Mistakes to Avoid While Creating Buyer Personas

It’s not easy to compile an accurate profile which combines reality with your sales and marketing goals. Failing to bring conversations with your customers into the equation is a fundamental mistake. Here are a few more mistakes to avoid in creating your persona:

  • Asking the Wrong Questions.If you take full advantage of your customer’s time, the insights you glean will be gold. You’ll learn more about the people you’re trying to acquire than your competitors know, and gain the power to create marketing that win’s the right people’s hearts and minds. However, unless your ideal customer is an incredibly sophisticated marketer, avoid asking questions that will just be confusing. It’s additionally critical to avoid offending anyone. The worst types of interview questions could include:
    • How many pages do you typically visit on a website before becoming a lead?
    • When did your [pain point] get bad enough you had to buy our product?
    • What did you think of our landing page form?

Avoid jargon, technical questions, or anything that can be construed as overly personal. Your interviews should make your customers feel like you value their business and insights, not consider them research subjects.

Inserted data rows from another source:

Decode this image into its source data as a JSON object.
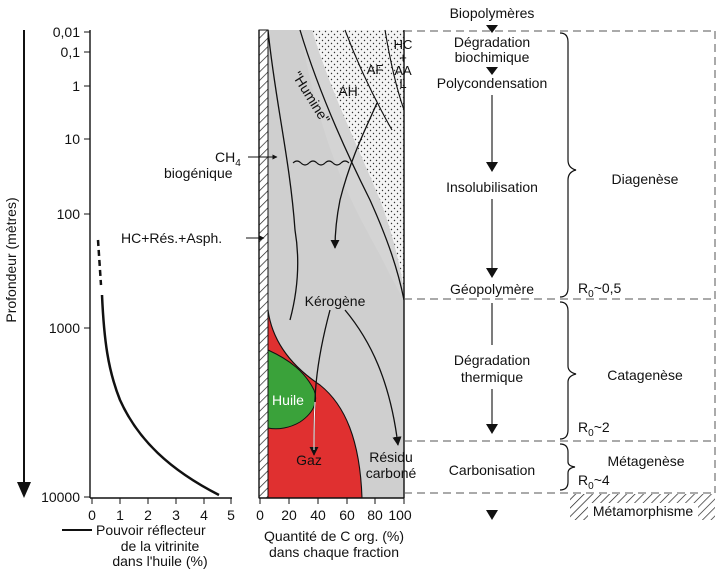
{
  "depth_axis": {
    "label": "Profondeur (mètres)",
    "ticks": [
      "0,01",
      "0,1",
      "1",
      "10",
      "100",
      "1000",
      "10000"
    ]
  },
  "vitrinite_axis": {
    "ticks": [
      "0",
      "1",
      "2",
      "3",
      "4",
      "5"
    ],
    "legend_line1": "Pouvoir réflecteur",
    "legend_line2": "de la vitrinite",
    "legend_line3": "dans l'huile (%)"
  },
  "fraction_axis": {
    "ticks": [
      "0",
      "20",
      "40",
      "60",
      "80",
      "100"
    ],
    "label_line1": "Quantité de C org. (%)",
    "label_line2": "dans chaque fraction"
  },
  "fraction_labels": {
    "humine": "\"Humine\"",
    "ah": "AH",
    "af": "AF",
    "hc": "HC",
    "plus": "+",
    "aa": "AA",
    "l": "L",
    "kerogene": "Kérogène",
    "huile": "Huile",
    "gaz": "Gaz",
    "residu1": "Résidu",
    "residu2": "carboné"
  },
  "side_labels": {
    "ch4_main": "CH",
    "ch4_sub": "4",
    "biogenique": "biogénique",
    "hc_res": "HC+Rés.+Asph."
  },
  "process_steps": {
    "biopolymeres": "Biopolymères",
    "degradation1": "Dégradation",
    "degradation2": "biochimique",
    "polycondensation": "Polycondensation",
    "insolubilisation": "Insolubilisation",
    "geopolymere": "Géopolymère",
    "deg_thermique1": "Dégradation",
    "deg_thermique2": "thermique",
    "carbonisation": "Carbonisation"
  },
  "stages": {
    "diagenese": "Diagenèse",
    "catagenese": "Catagenèse",
    "metagenese": "Métagenèse",
    "metamorphisme": "Métamorphisme"
  },
  "r0_labels": {
    "r_main": "R",
    "r_sub": "0",
    "r1": "~0,5",
    "r2": "~2",
    "r3": "~4"
  },
  "colors": {
    "kerogen_grey": "#cfcfcf",
    "oil_green": "#3aa23a",
    "gas_red": "#e03030",
    "dots_bg": "#f2f2f2"
  }
}
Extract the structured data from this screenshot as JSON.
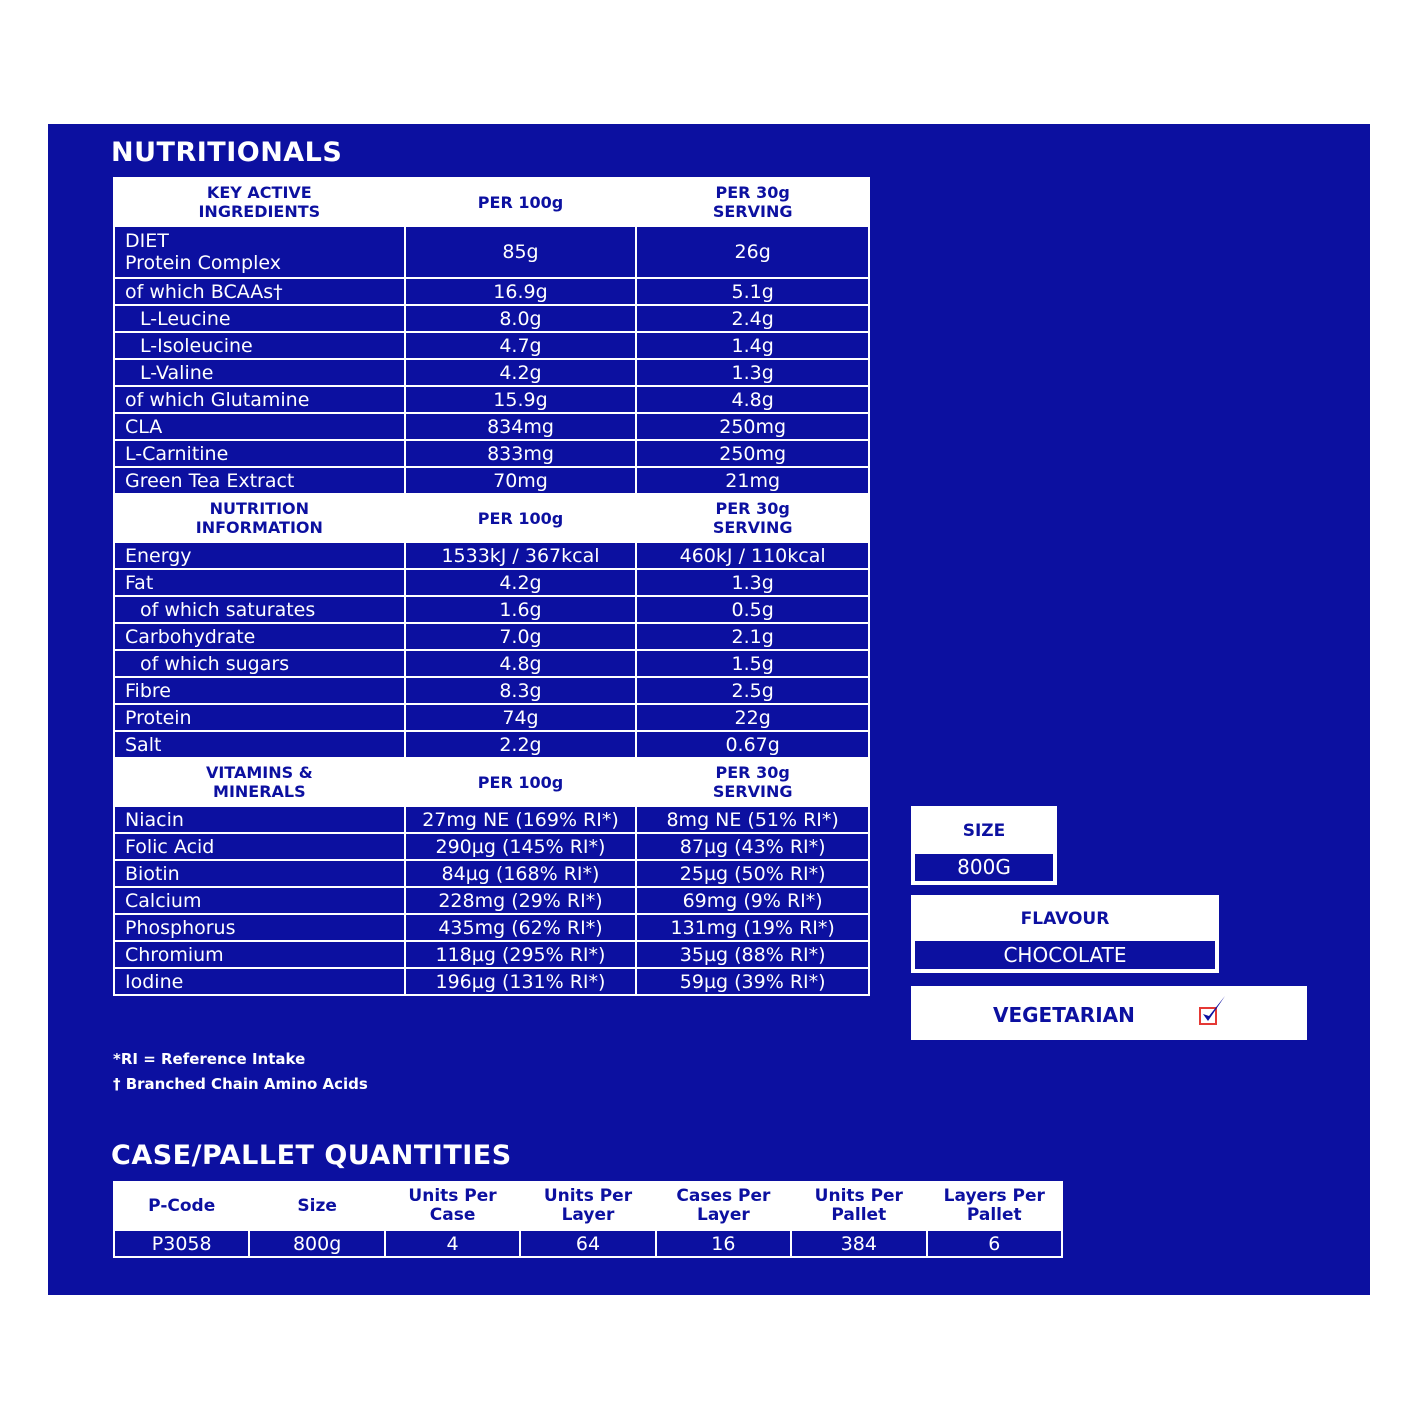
{
  "nutritionals": {
    "title": "NUTRITIONALS",
    "sections": [
      {
        "headers": [
          "KEY ACTIVE\nINGREDIENTS",
          "PER 100g",
          "PER 30g\nSERVING"
        ],
        "rows": [
          {
            "name": "DIET\nProtein Complex",
            "per100": "85g",
            "perServing": "26g"
          },
          {
            "name": "of which BCAAs†",
            "per100": "16.9g",
            "perServing": "5.1g"
          },
          {
            "name": "L-Leucine",
            "per100": "8.0g",
            "perServing": "2.4g",
            "indent": true
          },
          {
            "name": "L-Isoleucine",
            "per100": "4.7g",
            "perServing": "1.4g",
            "indent": true
          },
          {
            "name": "L-Valine",
            "per100": "4.2g",
            "perServing": "1.3g",
            "indent": true
          },
          {
            "name": "of which Glutamine",
            "per100": "15.9g",
            "perServing": "4.8g"
          },
          {
            "name": "CLA",
            "per100": "834mg",
            "perServing": "250mg"
          },
          {
            "name": "L-Carnitine",
            "per100": "833mg",
            "perServing": "250mg"
          },
          {
            "name": "Green Tea Extract",
            "per100": "70mg",
            "perServing": "21mg"
          }
        ]
      },
      {
        "headers": [
          "NUTRITION\nINFORMATION",
          "PER 100g",
          "PER 30g\nSERVING"
        ],
        "rows": [
          {
            "name": "Energy",
            "per100": "1533kJ / 367kcal",
            "perServing": "460kJ / 110kcal"
          },
          {
            "name": "Fat",
            "per100": "4.2g",
            "perServing": "1.3g"
          },
          {
            "name": "of which saturates",
            "per100": "1.6g",
            "perServing": "0.5g",
            "indent": true
          },
          {
            "name": "Carbohydrate",
            "per100": "7.0g",
            "perServing": "2.1g"
          },
          {
            "name": "of which sugars",
            "per100": "4.8g",
            "perServing": "1.5g",
            "indent": true
          },
          {
            "name": "Fibre",
            "per100": "8.3g",
            "perServing": "2.5g"
          },
          {
            "name": "Protein",
            "per100": "74g",
            "perServing": "22g"
          },
          {
            "name": "Salt",
            "per100": "2.2g",
            "perServing": "0.67g"
          }
        ]
      },
      {
        "headers": [
          "VITAMINS &\nMINERALS",
          "PER 100g",
          "PER 30g\nSERVING"
        ],
        "rows": [
          {
            "name": "Niacin",
            "per100": "27mg NE (169% RI*)",
            "perServing": "8mg NE (51% RI*)"
          },
          {
            "name": "Folic Acid",
            "per100": "290µg (145% RI*)",
            "perServing": "87µg (43% RI*)"
          },
          {
            "name": "Biotin",
            "per100": "84µg (168% RI*)",
            "perServing": "25µg (50% RI*)"
          },
          {
            "name": "Calcium",
            "per100": "228mg (29% RI*)",
            "perServing": "69mg (9% RI*)"
          },
          {
            "name": "Phosphorus",
            "per100": "435mg (62% RI*)",
            "perServing": "131mg (19% RI*)"
          },
          {
            "name": "Chromium",
            "per100": "118µg (295% RI*)",
            "perServing": "35µg (88% RI*)"
          },
          {
            "name": "Iodine",
            "per100": "196µg (131% RI*)",
            "perServing": "59µg (39% RI*)"
          }
        ]
      }
    ],
    "footnotes": [
      "*RI = Reference Intake",
      "† Branched Chain Amino Acids"
    ]
  },
  "size": {
    "label": "SIZE",
    "value": "800G"
  },
  "flavour": {
    "label": "FLAVOUR",
    "value": "CHOCOLATE"
  },
  "vegetarian": {
    "label": "VEGETARIAN",
    "checked": true,
    "icon": "checkbox-checked-icon"
  },
  "case": {
    "title": "CASE/PALLET QUANTITIES",
    "headers": [
      "P-Code",
      "Size",
      "Units Per\nCase",
      "Units Per\nLayer",
      "Cases Per\nLayer",
      "Units Per\nPallet",
      "Layers Per\nPallet"
    ],
    "values": [
      "P3058",
      "800g",
      "4",
      "64",
      "16",
      "384",
      "6"
    ]
  },
  "colors": {
    "background": "#0c10a0",
    "text": "#ffffff",
    "check_box": "#e53935"
  }
}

  • Developing Too Many Buyer Personas. Many major companies and savvy small businesses have more than one buyer persona. However, if you’re just beginning to practice profiling, trying to target 15 different types of customers can be overwhelming. Focus on capturing your ideal customer, getting the interview process down, and applying the results to your sales and marketing strategy before you move on.
  • Filling in the Blanks. Next to simply skipping the interview stage, the worst thing you can do is to make leaps of judgment while profiling. Never assume that customers are attracted to your company because you’re focused on community service, or that your technical white papers are the star of your content marketing strategy.

Decisions made without customer insights aren’t always sound, and a buyer persona based on personal opinion simply won’t advance your marketing game. Buyer persona profiles can be something of a silver bullet for companies of all sizes and in virtually any industry, because the insights allow you to gain a sufficiently deep understanding of your customers to answer their questions and address their needs from the moment they find your website.